Tout le monde d’accord
Pour ce premier vote, la majorité des deux tiers est requise et le CSV ne veut pas prendre le risque d’un vote, et encore moins d’un référendum, pendant cette législature. « Quand? Avec les communales? Cela signifierait qu’un soir, les partis se retrouveraient pour défendre d’une seule voix la Constitution et que le lendemain soir, ils deviendraient adversaires en campagne électorale pour les communales. Si on veut organiser un référendum en janvier 2018, cela veut dire que le texte doit être prêt maintenant, car il faut bien sortir et l’expliquer aux électeurs. En outre, cela signifierait aussi que nous devrions organiser le premier vote à la Chambre en octobre prochain. Tout cela est impossible même en travaillant vite, car le Conseil d’État n’a toujours pas rendu son avis sur une soixantaine d’articles. Je crois que toutes les fractions sont contentes de la position du CSV, qui n’a d’ailleurs provoqué aucun tollé.
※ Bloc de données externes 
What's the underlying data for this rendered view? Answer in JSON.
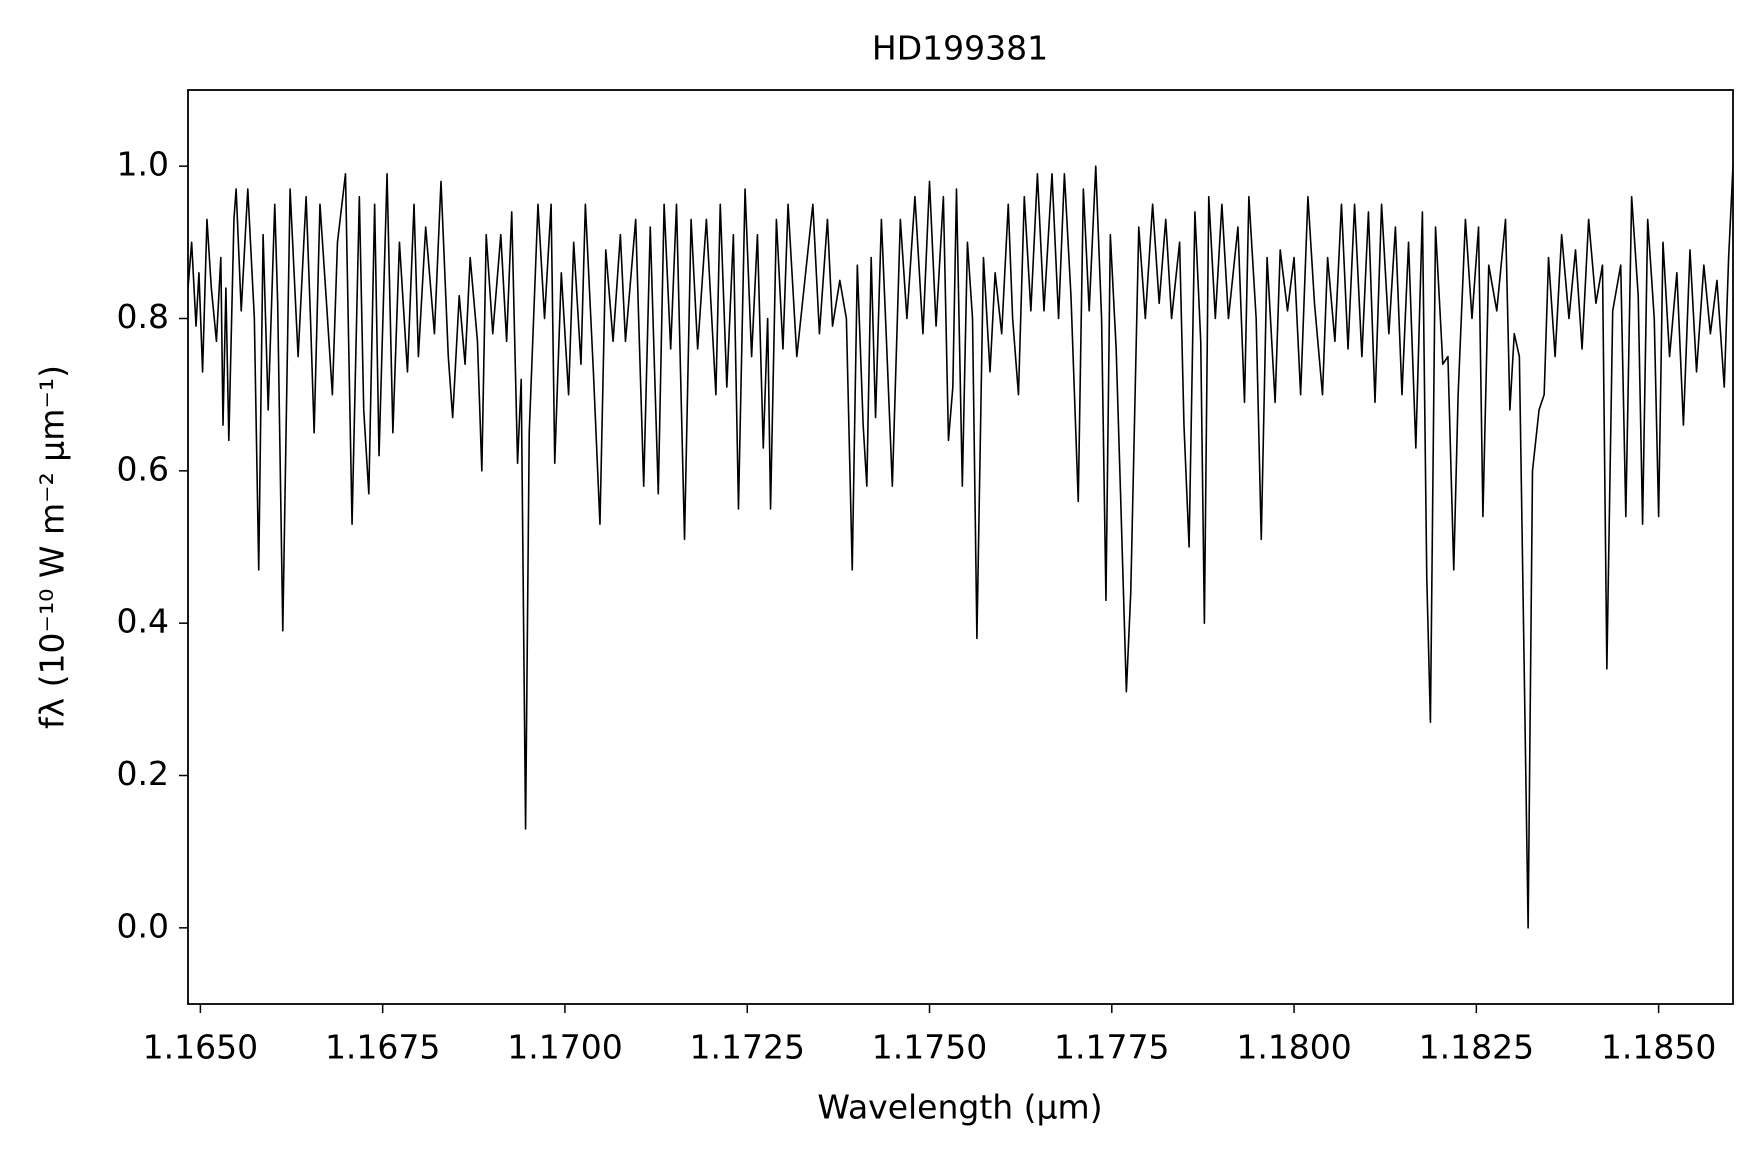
{
  "chart_data": {
    "type": "line",
    "title": "HD199381",
    "xlabel": "Wavelength (μm)",
    "ylabel": "fλ (10⁻¹⁰ W m⁻² μm⁻¹)",
    "xlim": [
      1.16483,
      1.18602
    ],
    "ylim": [
      -0.1,
      1.1
    ],
    "xticks": [
      {
        "value": 1.165,
        "label": "1.1650"
      },
      {
        "value": 1.1675,
        "label": "1.1675"
      },
      {
        "value": 1.17,
        "label": "1.1700"
      },
      {
        "value": 1.1725,
        "label": "1.1725"
      },
      {
        "value": 1.175,
        "label": "1.1750"
      },
      {
        "value": 1.1775,
        "label": "1.1775"
      },
      {
        "value": 1.18,
        "label": "1.1800"
      },
      {
        "value": 1.1825,
        "label": "1.1825"
      },
      {
        "value": 1.185,
        "label": "1.1850"
      }
    ],
    "yticks": [
      {
        "value": 0,
        "label": "0.0"
      },
      0.2,
      0.4,
      0.6,
      0.8,
      {
        "value": 1,
        "label": "1.0"
      }
    ],
    "color": "#000000",
    "grid": false,
    "x": [
      1.16483,
      1.16488,
      1.16494,
      1.16498,
      1.16503,
      1.16509,
      1.16515,
      1.16522,
      1.16528,
      1.16531,
      1.16535,
      1.16539,
      1.16546,
      1.16549,
      1.16556,
      1.16565,
      1.16574,
      1.1658,
      1.16586,
      1.16593,
      1.16602,
      1.16606,
      1.16613,
      1.16623,
      1.16634,
      1.16645,
      1.16651,
      1.16656,
      1.16664,
      1.16673,
      1.16681,
      1.16688,
      1.16699,
      1.16708,
      1.16718,
      1.16724,
      1.16731,
      1.16739,
      1.16745,
      1.16756,
      1.16764,
      1.16773,
      1.16784,
      1.16793,
      1.16799,
      1.16809,
      1.16821,
      1.1683,
      1.1684,
      1.16846,
      1.16855,
      1.16863,
      1.1687,
      1.1688,
      1.16886,
      1.16892,
      1.16901,
      1.16912,
      1.1692,
      1.16927,
      1.16935,
      1.1694,
      1.16946,
      1.16951,
      1.16963,
      1.16972,
      1.16981,
      1.16986,
      1.16995,
      1.17005,
      1.17012,
      1.17022,
      1.17028,
      1.17039,
      1.17048,
      1.17056,
      1.17066,
      1.17076,
      1.17083,
      1.17097,
      1.17108,
      1.17117,
      1.17128,
      1.17136,
      1.17145,
      1.17153,
      1.17164,
      1.17173,
      1.17182,
      1.17194,
      1.17207,
      1.17213,
      1.17222,
      1.17231,
      1.17238,
      1.17247,
      1.17256,
      1.17264,
      1.17272,
      1.17278,
      1.17282,
      1.1729,
      1.17299,
      1.17306,
      1.17318,
      1.17329,
      1.1734,
      1.17349,
      1.1736,
      1.17367,
      1.17377,
      1.17386,
      1.17394,
      1.17401,
      1.17409,
      1.17414,
      1.1742,
      1.17426,
      1.17434,
      1.17441,
      1.17449,
      1.1746,
      1.17469,
      1.1748,
      1.17491,
      1.175,
      1.17509,
      1.17519,
      1.17526,
      1.17532,
      1.17537,
      1.17545,
      1.17552,
      1.17559,
      1.17565,
      1.17574,
      1.17583,
      1.1759,
      1.17599,
      1.17608,
      1.17614,
      1.17622,
      1.1763,
      1.17639,
      1.17648,
      1.17657,
      1.17668,
      1.17677,
      1.17685,
      1.17694,
      1.17704,
      1.17711,
      1.17719,
      1.17728,
      1.17736,
      1.17742,
      1.17748,
      1.17756,
      1.17762,
      1.1777,
      1.17776,
      1.17787,
      1.17796,
      1.17806,
      1.17815,
      1.17824,
      1.17832,
      1.17843,
      1.17849,
      1.17856,
      1.17864,
      1.17872,
      1.17877,
      1.17883,
      1.17892,
      1.17901,
      1.1791,
      1.17923,
      1.17932,
      1.17938,
      1.17948,
      1.17955,
      1.17963,
      1.17974,
      1.17981,
      1.17991,
      1.18,
      1.18009,
      1.18019,
      1.18028,
      1.18039,
      1.18046,
      1.18056,
      1.18065,
      1.18074,
      1.18083,
      1.18093,
      1.18102,
      1.18111,
      1.1812,
      1.1813,
      1.18139,
      1.18148,
      1.18157,
      1.18167,
      1.18176,
      1.18182,
      1.18187,
      1.18194,
      1.18204,
      1.18211,
      1.18219,
      1.18225,
      1.18235,
      1.18244,
      1.18253,
      1.18259,
      1.18267,
      1.18278,
      1.1829,
      1.18296,
      1.18302,
      1.18309,
      1.18315,
      1.18321,
      1.18327,
      1.18336,
      1.18343,
      1.18349,
      1.18358,
      1.18367,
      1.18377,
      1.18386,
      1.18395,
      1.18404,
      1.18414,
      1.18423,
      1.18429,
      1.18437,
      1.18448,
      1.18455,
      1.18463,
      1.18472,
      1.18478,
      1.18485,
      1.18494,
      1.185,
      1.18506,
      1.18515,
      1.18525,
      1.18534,
      1.18543,
      1.18552,
      1.18562,
      1.18571,
      1.1858,
      1.1859,
      1.18596,
      1.18602
    ],
    "values": [
      0.84,
      0.9,
      0.79,
      0.86,
      0.73,
      0.93,
      0.84,
      0.77,
      0.88,
      0.66,
      0.84,
      0.64,
      0.93,
      0.97,
      0.81,
      0.97,
      0.8,
      0.47,
      0.91,
      0.68,
      0.95,
      0.82,
      0.39,
      0.97,
      0.75,
      0.96,
      0.8,
      0.65,
      0.95,
      0.82,
      0.7,
      0.9,
      0.99,
      0.53,
      0.96,
      0.68,
      0.57,
      0.95,
      0.62,
      0.99,
      0.65,
      0.9,
      0.73,
      0.95,
      0.75,
      0.92,
      0.78,
      0.98,
      0.75,
      0.67,
      0.83,
      0.74,
      0.88,
      0.77,
      0.6,
      0.91,
      0.78,
      0.91,
      0.77,
      0.94,
      0.61,
      0.72,
      0.13,
      0.65,
      0.95,
      0.8,
      0.95,
      0.61,
      0.86,
      0.7,
      0.9,
      0.74,
      0.95,
      0.73,
      0.53,
      0.89,
      0.77,
      0.91,
      0.77,
      0.93,
      0.58,
      0.92,
      0.57,
      0.95,
      0.76,
      0.95,
      0.51,
      0.93,
      0.76,
      0.93,
      0.7,
      0.95,
      0.71,
      0.91,
      0.55,
      0.97,
      0.75,
      0.91,
      0.63,
      0.8,
      0.55,
      0.93,
      0.76,
      0.95,
      0.75,
      0.85,
      0.95,
      0.78,
      0.93,
      0.79,
      0.85,
      0.8,
      0.47,
      0.87,
      0.66,
      0.58,
      0.88,
      0.67,
      0.93,
      0.77,
      0.58,
      0.93,
      0.8,
      0.96,
      0.78,
      0.98,
      0.79,
      0.96,
      0.64,
      0.71,
      0.97,
      0.58,
      0.9,
      0.8,
      0.38,
      0.88,
      0.73,
      0.86,
      0.78,
      0.95,
      0.8,
      0.7,
      0.96,
      0.81,
      0.99,
      0.81,
      0.99,
      0.8,
      0.99,
      0.83,
      0.56,
      0.97,
      0.81,
      1.0,
      0.8,
      0.43,
      0.91,
      0.76,
      0.57,
      0.31,
      0.44,
      0.92,
      0.8,
      0.95,
      0.82,
      0.93,
      0.8,
      0.9,
      0.66,
      0.5,
      0.94,
      0.77,
      0.4,
      0.96,
      0.8,
      0.95,
      0.8,
      0.92,
      0.69,
      0.96,
      0.8,
      0.51,
      0.88,
      0.69,
      0.89,
      0.81,
      0.88,
      0.7,
      0.96,
      0.82,
      0.7,
      0.88,
      0.77,
      0.95,
      0.76,
      0.95,
      0.75,
      0.94,
      0.69,
      0.95,
      0.78,
      0.92,
      0.7,
      0.9,
      0.63,
      0.94,
      0.46,
      0.27,
      0.92,
      0.74,
      0.75,
      0.47,
      0.7,
      0.93,
      0.8,
      0.92,
      0.54,
      0.87,
      0.81,
      0.93,
      0.68,
      0.78,
      0.75,
      0.38,
      0.0,
      0.6,
      0.68,
      0.7,
      0.88,
      0.75,
      0.91,
      0.8,
      0.89,
      0.76,
      0.93,
      0.82,
      0.87,
      0.34,
      0.81,
      0.87,
      0.54,
      0.96,
      0.83,
      0.53,
      0.93,
      0.8,
      0.54,
      0.9,
      0.75,
      0.86,
      0.66,
      0.89,
      0.73,
      0.87,
      0.78,
      0.85,
      0.71,
      0.88,
      1.0
    ]
  }
}
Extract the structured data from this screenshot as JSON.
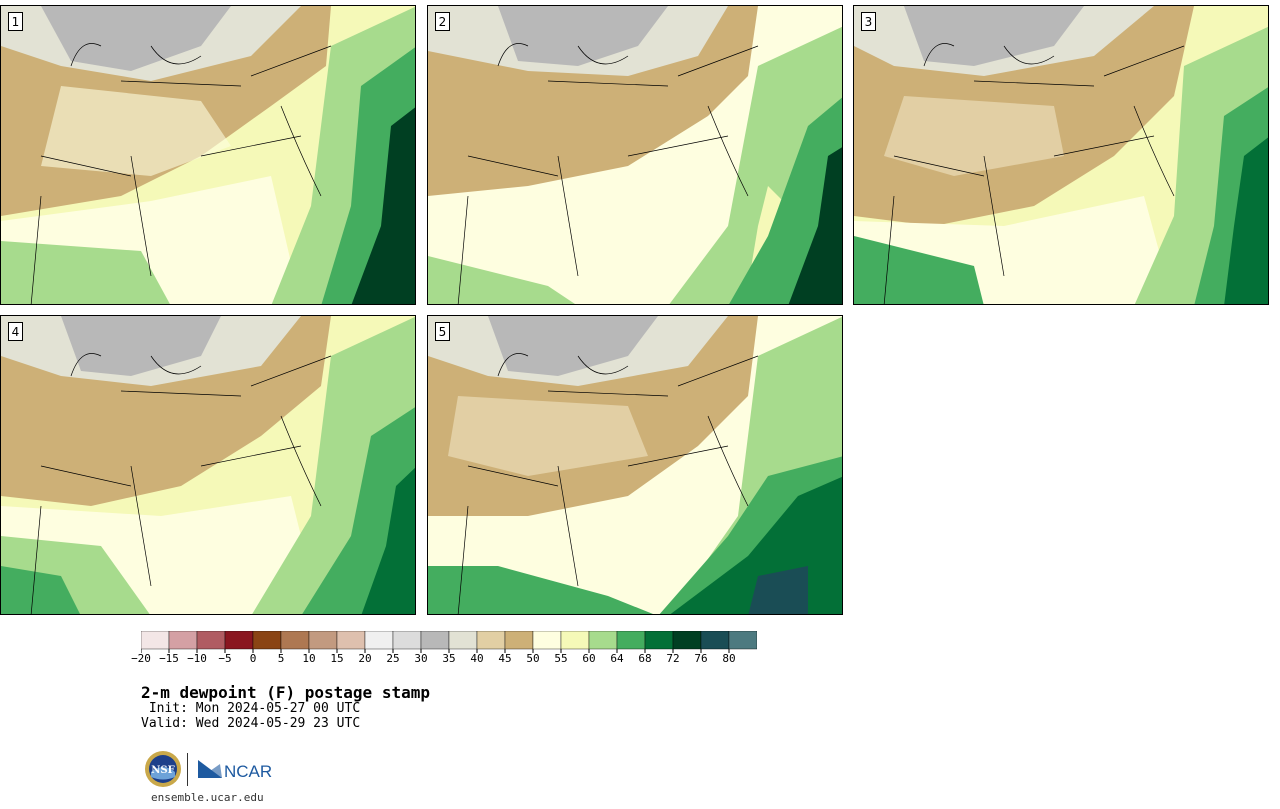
{
  "panels": [
    {
      "label": "1"
    },
    {
      "label": "2"
    },
    {
      "label": "3"
    },
    {
      "label": "4"
    },
    {
      "label": "5"
    }
  ],
  "colorbar": {
    "ticks": [
      "−20",
      "−15",
      "−10",
      "−5",
      "0",
      "5",
      "10",
      "15",
      "20",
      "25",
      "30",
      "35",
      "40",
      "45",
      "50",
      "55",
      "60",
      "64",
      "68",
      "72",
      "76",
      "80"
    ],
    "colors": [
      "#f3e6e6",
      "#d4a0a4",
      "#b05c62",
      "#8a1620",
      "#8a4414",
      "#ae7852",
      "#c29a80",
      "#dec0ae",
      "#f0f0f0",
      "#dcdcdc",
      "#b8b8b8",
      "#e2e2d4",
      "#e2cfa4",
      "#cdb077",
      "#fefee0",
      "#f5f9b8",
      "#a7db8d",
      "#44ad5f",
      "#037037",
      "#003f22",
      "#1a4d55",
      "#4d7a80"
    ]
  },
  "title": "2-m dewpoint (F) postage stamp",
  "init": " Init: Mon 2024-05-27 00 UTC",
  "valid": "Valid: Wed 2024-05-29 23 UTC",
  "logos": {
    "nsf": "NSF",
    "ncar": "NCAR"
  },
  "url": "ensemble.ucar.edu"
}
C’est beaucoup plus raisonnable », poursuit le chef de l’opposition chrétienne-sociale.
Lundi, Mars Di Bartolomeo, le président de la Chambre des députés, a déclaré qu’il avait « le sentiment que toutes les fractions voulaient terminer le travail ». Effectivement, personne ne se plaint d’un dépassement de délai. Alex Bodry évoque la possibilité d’adopter une résolution.
« Je peux me prêter au jeu de dire que l’on va faire un premier vote avant les élections législatives et organiser le référendum juste après l’échéance, mais encore faudrait-il que tout soit en ordre. Il faut éviter d’en faire un sujet de polémique pendant la campagne des législatives, sinon on risque de tout gâcher. On verra tout ça début 2018, quand le texte sera finalisé. Il reste encore des questions lourdes sur la sécurité, le Conseil d’État, le Conseil national de la justice et la Cour suprême », conclut Claude Wiseler.
Geneviève Montaigu
Les nouveautés du texte
Les amendements apportés au texte après la consultation populaire se retrouvent donc dans le texte coordonné envoyé au Conseil d’Etat, qui n’a pas encore avisé les amendements de mai-juin 2015.
On y retrouve en plus le droit de l’enfant d’«exprimer son opinion librement sur toute question qui le concerne en considération de son âge et de son discernement».
Un article reconnaît aux animaux «le statut d’être vivant non humain doté de sensibilité» et veille «à protéger leur bien-être».
Un autre dispose que l’État «garantit l’accès à la culture et le droit à l’épanouissement culturel» et qu’il «promeut la protection du patrimoine culturel».
Dans un autre article, on lit que l’État promeut la liberté de la recherche scientifique, tout comme le dialogue social.